On the issues of what causes the spinal lesions - many who have spinal lesions here are reporting they do not have blockages of the azygous vein. This doesn't really agree with Zamboni's results - so then what? And though this wasn't in the doctor's list of concerns, one thing that has bothered me is, in Zamboni's theory, why exactly is myelin being destroyed? Immune cells go after the iron that accumulates, and they just happen to also go after the myelin sheath?
They reported that the quality of life improved in PPMS and SPMS and there was no progression.

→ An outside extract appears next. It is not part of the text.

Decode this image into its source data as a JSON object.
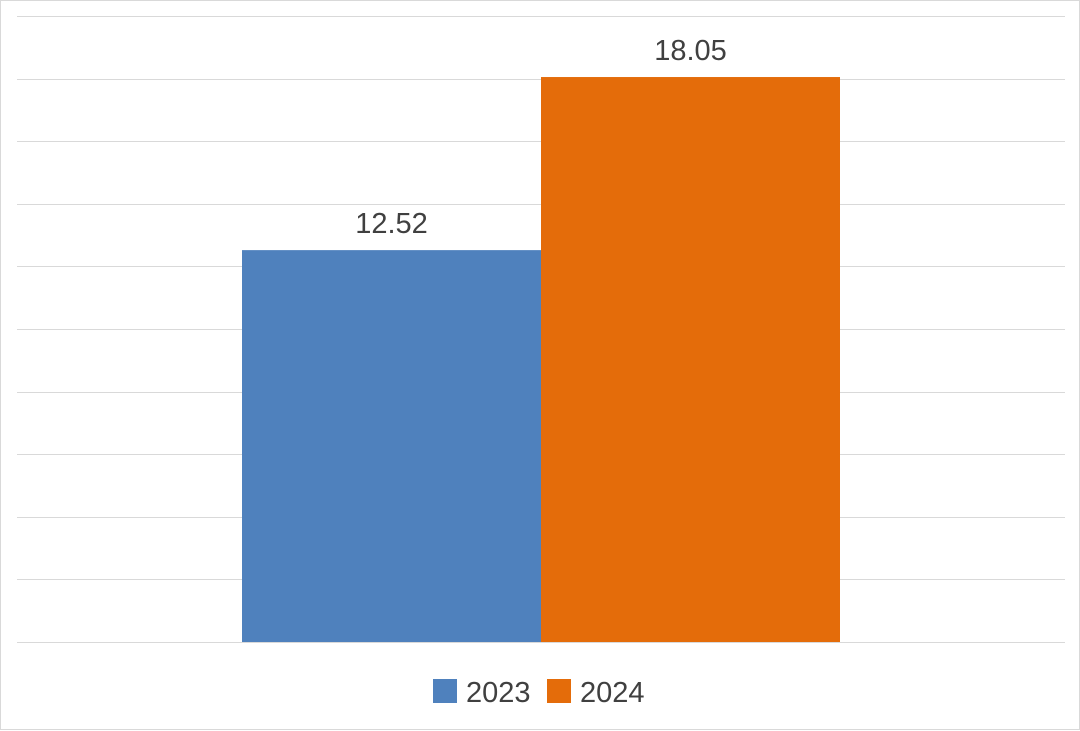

In Zamboni's latest study, the MSFC scores for progressive patients were not statistically significant. And, though the QOL measure was significant for PP patients, the QOL is basically a questionnaire. So it would seem this is pretty subjective.
For the RRMS patients, he reports the number of relapse-free patients went from 50% to 27%. For the 35 RRMS patients, this is 17.5 patients and 9.45 patients, respectively. How can you have a fraction of a person?
And it's not clear from the study, but it looks like the MSFC test was given once before the procedure and once at the 18 month follow-up. Most clinical trials perform this test on a regular basis, say every 3 months, to get trending data. Performing it once doesn't have as much value, since, on any given day, the results of components of the test could vary (I know this from experience).